Während also in den Sport treibenden Abteilungen Inklusion schon vielfältig gelebt wird, tut sich der Verein eher schwer, wenn es darum geht, Menschen mit Einschränkungen den Zugang zum Stadion und zu Dienstleistungen des Vereins zu ermöglichen. Fahrstühle haben nur Mindestmaß, die Homepage hat keine Audiofunktion, die Gehörlosen bräuchten beispielsweise Untertitel zu Videos. In vielen Bereichen fehlt einfach eine Ansprechperson. Das fiel auch dem langjährigen Aufsichtsrat Roger Hasenbein auf, der daraufhin Anfang 2015 gemeinsam mit Sandra Woitschig vom Fanclub-Sprecherrat (und Aktionsbündnis) die AG Inklusion ins Leben rief. Sie bestand damals neben den beiden aus Tom Happe (Präsidium), Jörn Weidlich (Behindertenbeauftragter), Wolf Schmidt, Anni (Rugby-Abteilung, damals Praktikantin), Joni (USP), René (AFM) und Alleen (Fanladen). Später kam auch St. Depri dazu. Zunächst verging viel Zeit damit, überhaupt den Begriff Inklusion zu klären.
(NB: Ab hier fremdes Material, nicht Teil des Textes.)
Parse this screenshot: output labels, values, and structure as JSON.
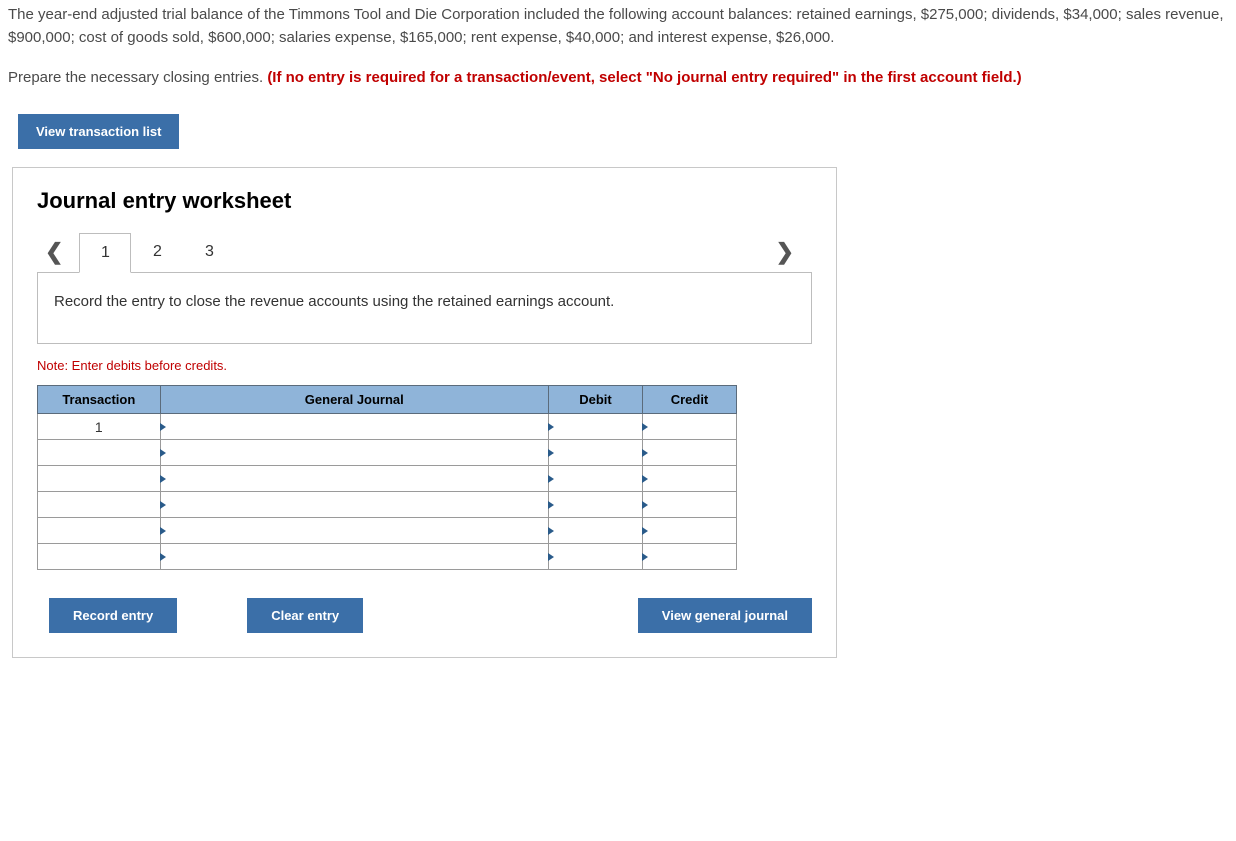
{
  "problem": {
    "paragraph1": "The year-end adjusted trial balance of the Timmons Tool and Die Corporation included the following account balances: retained earnings, $275,000; dividends, $34,000; sales revenue, $900,000; cost of goods sold, $600,000; salaries expense, $165,000; rent expense, $40,000; and interest expense, $26,000.",
    "instruction_plain": "Prepare the necessary closing entries. ",
    "instruction_bold": "(If no entry is required for a transaction/event, select \"No journal entry required\" in the first account field.)"
  },
  "buttons": {
    "view_transaction_list": "View transaction list",
    "record_entry": "Record entry",
    "clear_entry": "Clear entry",
    "view_general_journal": "View general journal"
  },
  "worksheet": {
    "title": "Journal entry worksheet",
    "tabs": [
      "1",
      "2",
      "3"
    ],
    "active_tab": "1",
    "prompt": "Record the entry to close the revenue accounts using the retained earnings account.",
    "note": "Note: Enter debits before credits.",
    "table": {
      "headers": {
        "transaction": "Transaction",
        "general_journal": "General Journal",
        "debit": "Debit",
        "credit": "Credit"
      },
      "rows": [
        {
          "transaction": "1",
          "general_journal": "",
          "debit": "",
          "credit": ""
        },
        {
          "transaction": "",
          "general_journal": "",
          "debit": "",
          "credit": ""
        },
        {
          "transaction": "",
          "general_journal": "",
          "debit": "",
          "credit": ""
        },
        {
          "transaction": "",
          "general_journal": "",
          "debit": "",
          "credit": ""
        },
        {
          "transaction": "",
          "general_journal": "",
          "debit": "",
          "credit": ""
        },
        {
          "transaction": "",
          "general_journal": "",
          "debit": "",
          "credit": ""
        }
      ]
    }
  },
  "colors": {
    "button_bg": "#3b6fa8",
    "table_header_bg": "#8fb4d9",
    "accent_red": "#c00000"
  }
}
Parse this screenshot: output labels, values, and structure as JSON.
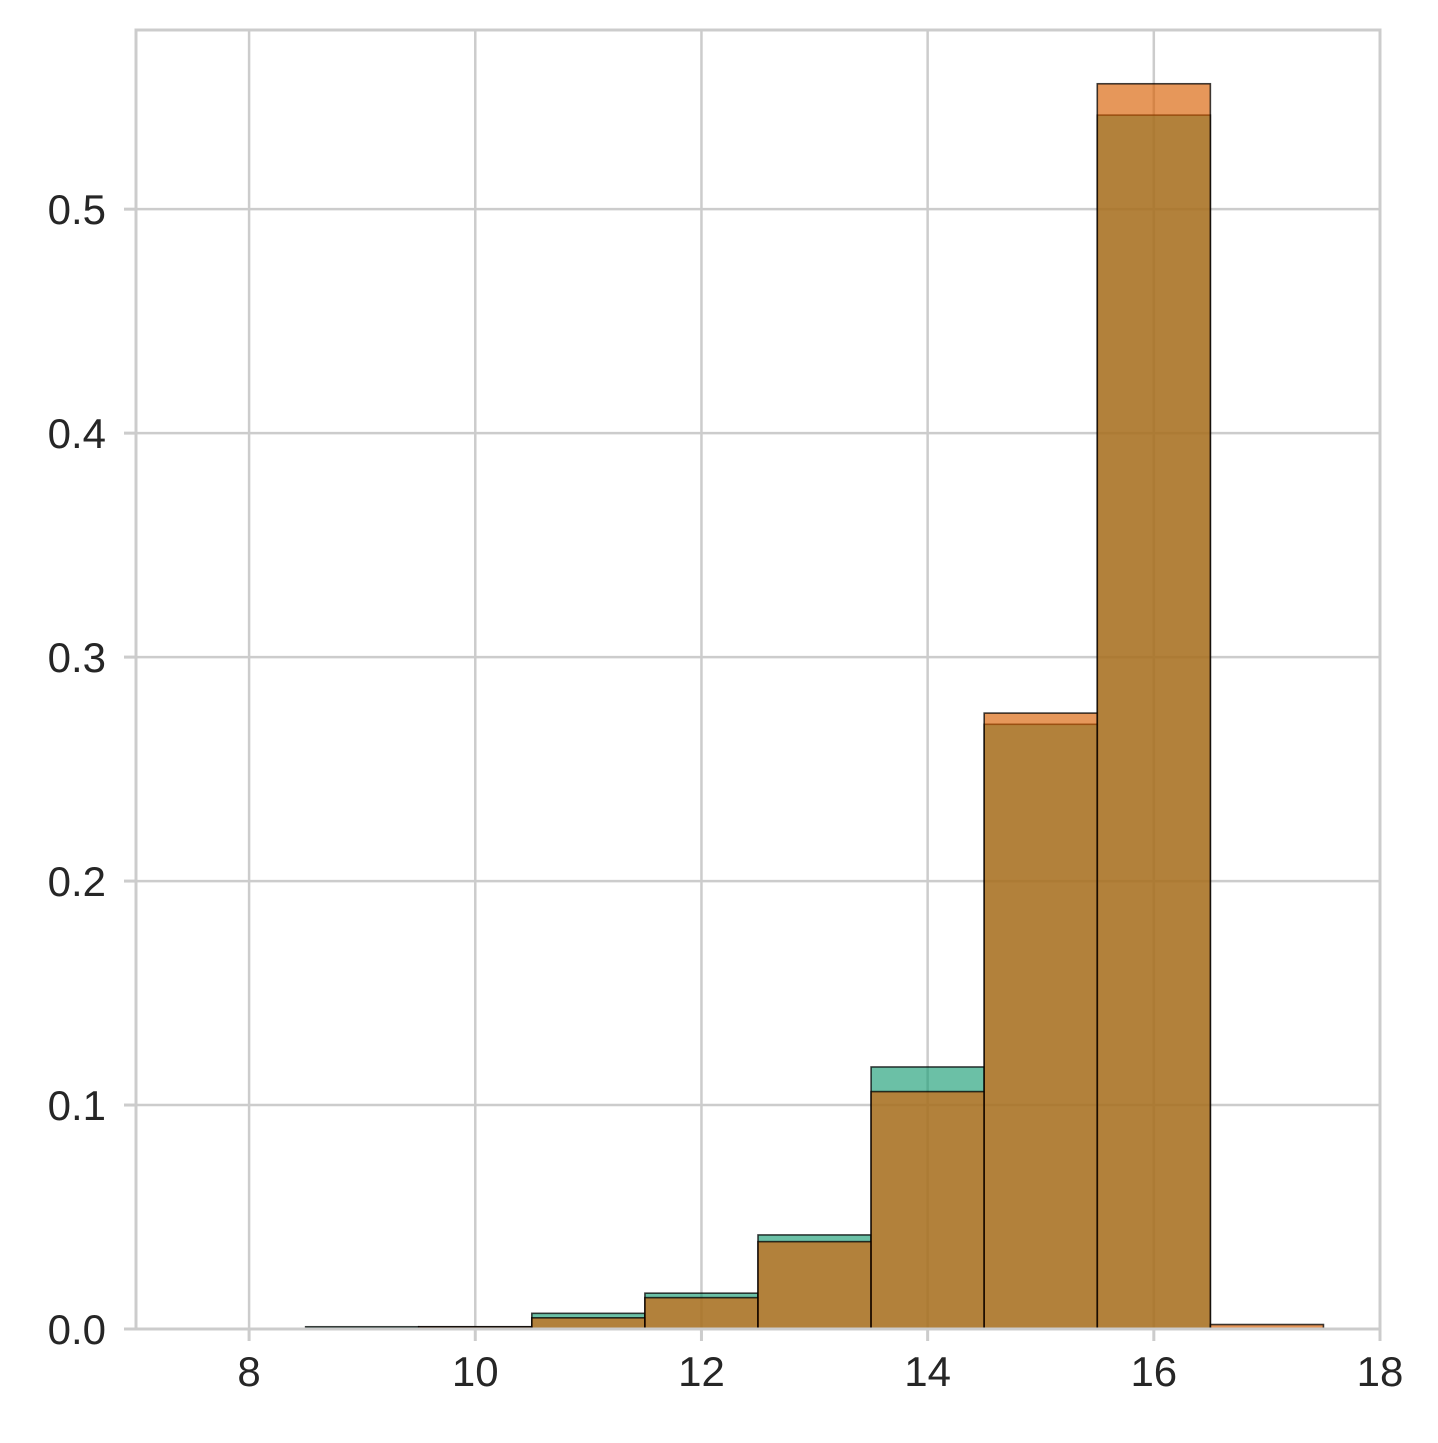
{
  "chart_data": {
    "type": "bar",
    "histogram": true,
    "title": "",
    "xlabel": "",
    "ylabel": "",
    "xlim": [
      7,
      18
    ],
    "ylim": [
      0,
      0.58
    ],
    "xticks": [
      8,
      10,
      12,
      14,
      16,
      18
    ],
    "yticks": [
      0.0,
      0.1,
      0.2,
      0.3,
      0.4,
      0.5
    ],
    "xtick_labels": [
      "8",
      "10",
      "12",
      "14",
      "16",
      "18"
    ],
    "ytick_labels": [
      "0.0",
      "0.1",
      "0.2",
      "0.3",
      "0.4",
      "0.5"
    ],
    "grid": true,
    "legend": false,
    "bin_edges": [
      8.5,
      9.5,
      10.5,
      11.5,
      12.5,
      13.5,
      14.5,
      15.5,
      16.5,
      17.5
    ],
    "series": [
      {
        "color": "#1b9e77",
        "values": [
          0.001,
          0.001,
          0.007,
          0.016,
          0.042,
          0.117,
          0.27,
          0.542,
          0.0
        ]
      },
      {
        "color": "#d95f02",
        "values": [
          0.0,
          0.001,
          0.005,
          0.014,
          0.039,
          0.106,
          0.275,
          0.556,
          0.002
        ]
      }
    ],
    "colors": {
      "grid": "#cccccc",
      "spine": "#cccccc",
      "text": "#262626",
      "edge": "#000000"
    }
  }
}
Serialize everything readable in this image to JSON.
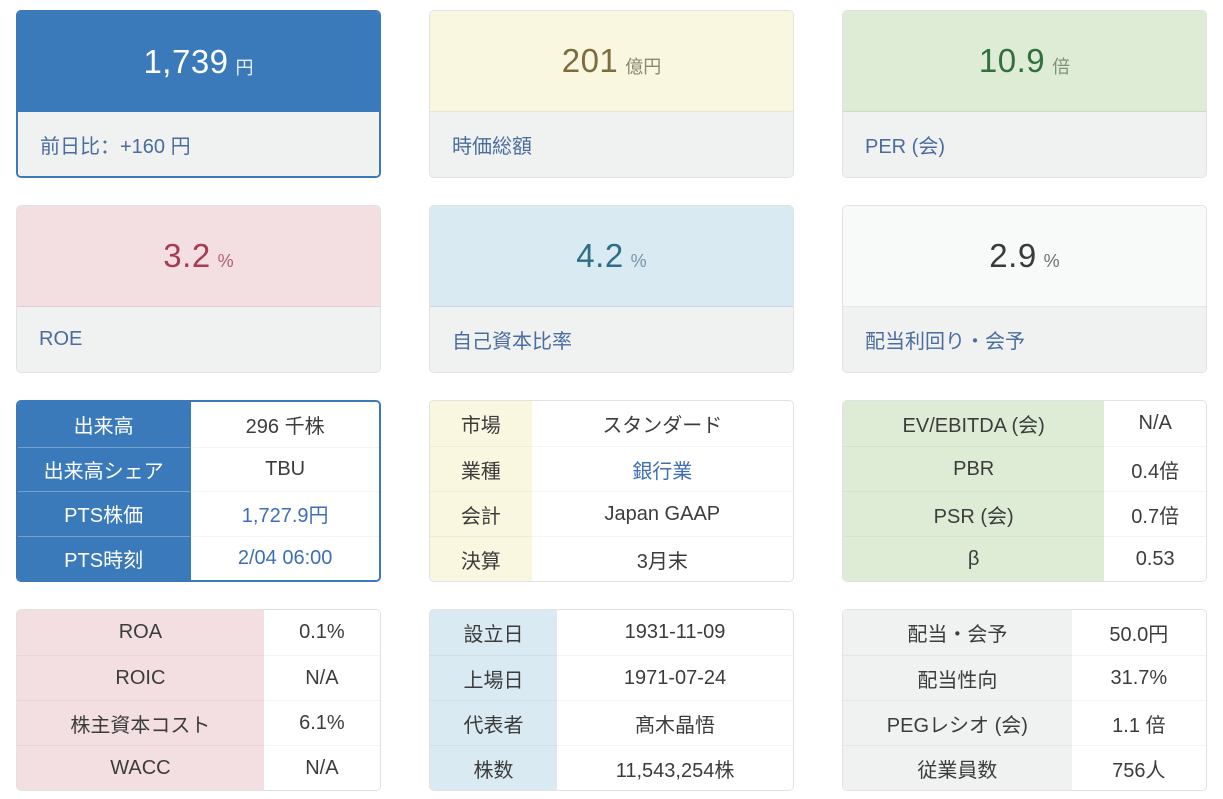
{
  "colors": {
    "accent_blue": "#3a79ba",
    "cream": "#faf7e0",
    "green": "#deecd6",
    "pink": "#f3dee1",
    "light_blue": "#d9eaf3",
    "footer_gray": "#f0f1f1",
    "link_blue": "#3e6fb4",
    "label_blue": "#4a6d9e",
    "value_green": "#336f3c",
    "value_crimson": "#a73b52",
    "value_teal": "#2e6e87",
    "value_olive": "#7c6c3e"
  },
  "stat_cards": [
    {
      "value": "1,739",
      "unit": "円",
      "label": "前日比：+160 円"
    },
    {
      "value": "201",
      "unit": "億円",
      "label": "時価総額"
    },
    {
      "value": "10.9",
      "unit": "倍",
      "label": "PER (会)"
    },
    {
      "value": "3.2",
      "unit": "%",
      "label": "ROE"
    },
    {
      "value": "4.2",
      "unit": "%",
      "label": "自己資本比率"
    },
    {
      "value": "2.9",
      "unit": "%",
      "label": "配当利回り・会予"
    }
  ],
  "tables": [
    {
      "name": "trading",
      "rows": [
        {
          "label": "出来高",
          "value": "296 千株"
        },
        {
          "label": "出来高シェア",
          "value": "TBU"
        },
        {
          "label": "PTS株価",
          "value": "1,727.9円"
        },
        {
          "label": "PTS時刻",
          "value": "2/04 06:00"
        }
      ]
    },
    {
      "name": "market-profile",
      "rows": [
        {
          "label": "市場",
          "value": "スタンダード"
        },
        {
          "label": "業種",
          "value": "銀行業"
        },
        {
          "label": "会計",
          "value": "Japan GAAP"
        },
        {
          "label": "決算",
          "value": "3月末"
        }
      ]
    },
    {
      "name": "valuation",
      "rows": [
        {
          "label": "EV/EBITDA (会)",
          "value": "N/A"
        },
        {
          "label": "PBR",
          "value": "0.4倍"
        },
        {
          "label": "PSR (会)",
          "value": "0.7倍"
        },
        {
          "label": "β",
          "value": "0.53"
        }
      ]
    },
    {
      "name": "profitability",
      "rows": [
        {
          "label": "ROA",
          "value": "0.1%"
        },
        {
          "label": "ROIC",
          "value": "N/A"
        },
        {
          "label": "株主資本コスト",
          "value": "6.1%"
        },
        {
          "label": "WACC",
          "value": "N/A"
        }
      ]
    },
    {
      "name": "company-info",
      "rows": [
        {
          "label": "設立日",
          "value": "1931-11-09"
        },
        {
          "label": "上場日",
          "value": "1971-07-24"
        },
        {
          "label": "代表者",
          "value": "髙木晶悟"
        },
        {
          "label": "株数",
          "value": "11,543,254株"
        }
      ]
    },
    {
      "name": "dividend-info",
      "rows": [
        {
          "label": "配当・会予",
          "value": "50.0円"
        },
        {
          "label": "配当性向",
          "value": "31.7%"
        },
        {
          "label": "PEGレシオ (会)",
          "value": "1.1 倍"
        },
        {
          "label": "従業員数",
          "value": "756人"
        }
      ]
    }
  ]
}
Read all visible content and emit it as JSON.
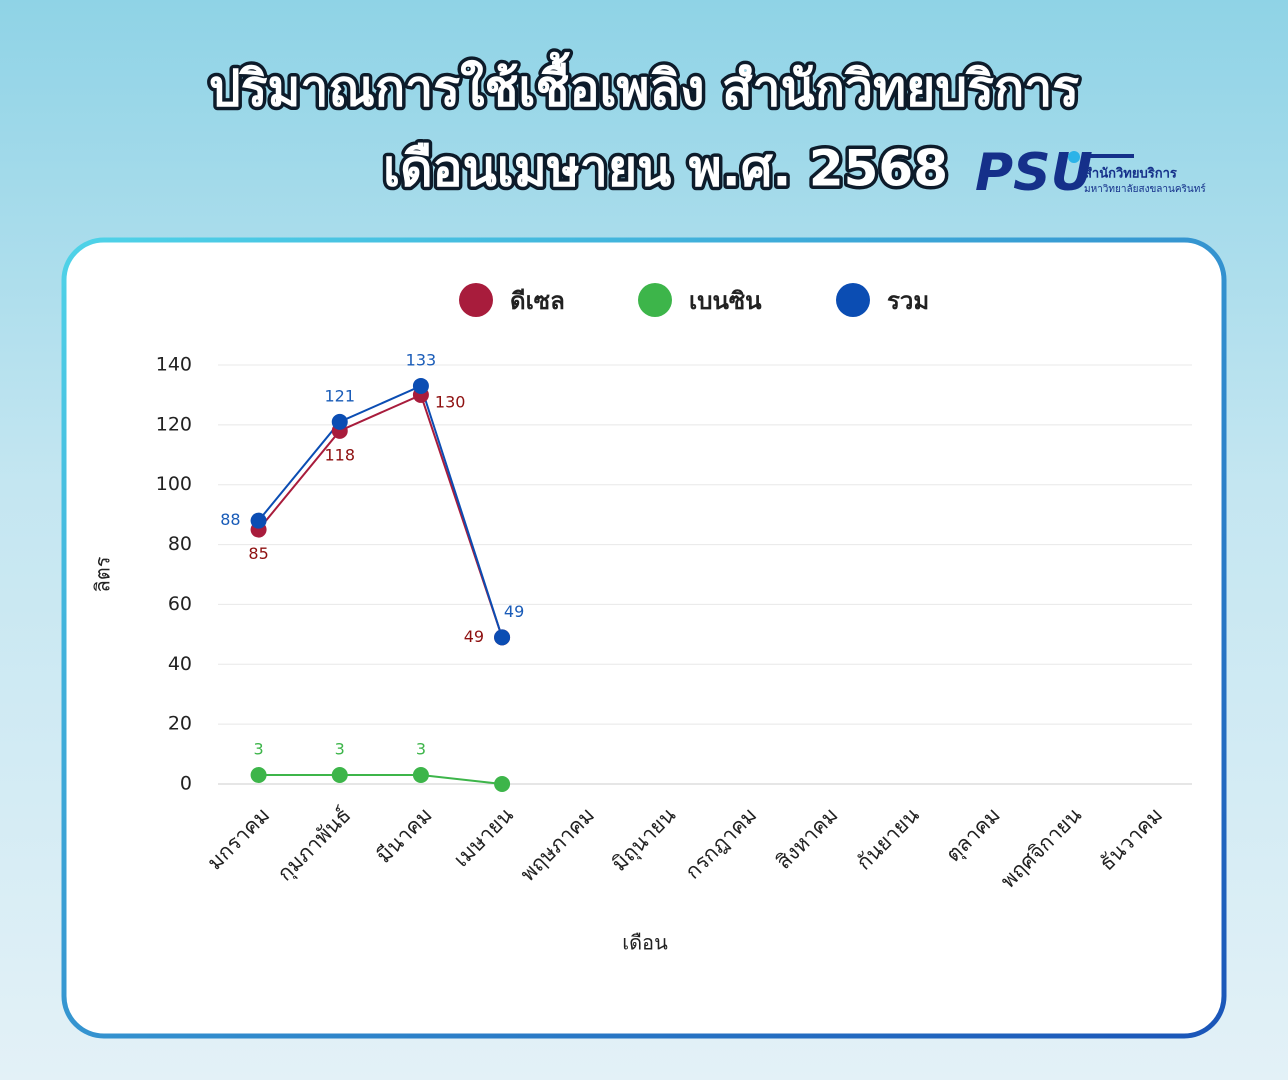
{
  "header": {
    "title_line1": "ปริมาณการใช้เชื้อเพลิง สำนักวิทยบริการ",
    "title_line2": "เดือนเมษายน พ.ศ. 2568"
  },
  "logo": {
    "mark": "PSU",
    "name": "สำนักวิทยบริการ",
    "university": "มหาวิทยาลัยสงขลานครินทร์"
  },
  "chart_data": {
    "type": "line",
    "xlabel": "เดือน",
    "ylabel": "ลิตร",
    "categories": [
      "มกราคม",
      "กุมภาพันธ์",
      "มีนาคม",
      "เมษายน",
      "พฤษภาคม",
      "มิถุนายน",
      "กรกฎาคม",
      "สิงหาคม",
      "กันยายน",
      "ตุลาคม",
      "พฤศจิกายน",
      "ธันวาคม"
    ],
    "series": [
      {
        "name": "ดีเซล",
        "color": "#a81c3c",
        "label_color": "#8e1010",
        "values": [
          85,
          118,
          130,
          49,
          null,
          null,
          null,
          null,
          null,
          null,
          null,
          null
        ]
      },
      {
        "name": "เบนซิน",
        "color": "#3db54a",
        "label_color": "#3db54a",
        "values": [
          3,
          3,
          3,
          0,
          null,
          null,
          null,
          null,
          null,
          null,
          null,
          null
        ],
        "value_labels": [
          "3",
          "3",
          "3",
          null,
          null,
          null,
          null,
          null,
          null,
          null,
          null,
          null
        ]
      },
      {
        "name": "รวม",
        "color": "#0b4db3",
        "label_color": "#1a5cb8",
        "values": [
          88,
          121,
          133,
          49,
          null,
          null,
          null,
          null,
          null,
          null,
          null,
          null
        ]
      }
    ],
    "ylim": [
      0,
      140
    ],
    "yticks": [
      0,
      20,
      40,
      60,
      80,
      100,
      120,
      140
    ],
    "grid": true,
    "legend": "top"
  }
}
Dann sah der Plan vor, alle Abteilungen zu besuchen und zu schauen, wo schon Inklusion gelebt wurde. Eine Umfrage auf Basis des Index Inklusion des DFB fraß viel Zeit und brachte leider nur wenig nützliche Ergebnisse. Schnell wurde das eigentliche Problem klar: Ehrenamtlich lässt sich ein solch komplexes Themenfeld wie Inklusion nicht wuppen. Selbst mit einer großen AG, wo allerdings alle Mitglieder auch noch in anderen Gremien oder Tätigkeitsbereichen unterwegs sind, kann man die Fäden nicht zusammen führen. Es braucht eine hauptamtliche Stelle.

Festgefahren

An der Stellenbeschreibung eines/r Inklusionsbeauftragten, die die AG dann bis Mitte 2016 entwickelte, lässt sich gut erkennen, wie notwendig es wäre, die Stelle einzurichten. Die Person wäre Ansprechpartner*in nach innen und außen, müsste den Arbeitsbereich aufbauen und professionalisieren, die bisher bestehenden Maßnahmen zusammenführen und vernetzen. Eine 20-Stunden-Stelle war dafür ursprünglich vorgesehen, immerhin. Allerdings war zunächst geplant, eine bestehende Stelle teilweise umzuwidmen, was auch ansatzweise realisiert wurde. Doch dann übernahm die betreffende Person andere Aufgaben im Verein und… ihr wisst schon, die sportliche Situation wurde zunehmend angespannter, langfristige Festlegungen damit schwierig. 15.000 Euro gab es aus dem laufenden Budget, doch mit einem einmaligen Betrag lässt sich nur kurzfristig arbeiten, was der Sache weder dienlich ist noch ihr gerecht wird. So beschloss die AG zuletzt schweren Herzens, die laufende Saison abzuwarten. Für die kommende Spielzeit gibt es von Präsidium und Geschäftsführung eine Zusage für die Stelle, sollte der FCSP die Klasse halten. In der 3. Liga stünden die Chancen schlecht. Grundsätzlich ließe sich natürlich auch eine bestehende Stelle teilweise umwidmen. Dies widerspräche allerdings der Stellenbeschreibung, die ausdrücklich Erfahrung und Kenntnisse im Bereich Inklusion voraussetzt.

Der Dino ist schon weiter

Wenn oben noch vom Vorreiter FC St. Pauli die Rede war, so ist es nach einer Umfrage des Parentsmagazin Hamburg aktuell eher die Konkurrenz in Stellingen, die ein ganzes Bündel an inklusiven Maßnahmen zu bieten hat. Dort ist die hauptamtliche Inklusionsbeauftragte allerdings Teil der Fanbetreuung. Das erscheint natürlich als elegante Lösung, da sie gleichzeitig auch andere Aufgaben der Fanbetreuung wahrnehmen kann. Andererseits wird so Inklusion auf die Fanbelange reduziert. Es besteht die Gefahr, dass die Vernetzung mit den Sport treibenden Abteilungen und dem Verein als Arbeitgeber ausbleibt. Für den FCSP wäre es daher wünschenswert, dass der/die zukünftige Inklusionsbeauftragte als Stabsstelle direkt an das Präsidium bzw. die Geschäftsführung berichtet und so für die gesamte Koordination zuständig ist. Sollte wider Erwarten doch der Gang in Liga 3 anstehen, so entwickeln sich bereits Ideen, wie die Stelle trotzdem zu finanzieren wäre, etwa teilweise über die AFM (deren Satzung das hergibt) und eine*n passende*n Sponsor*in aus dem Vereinsumfeld.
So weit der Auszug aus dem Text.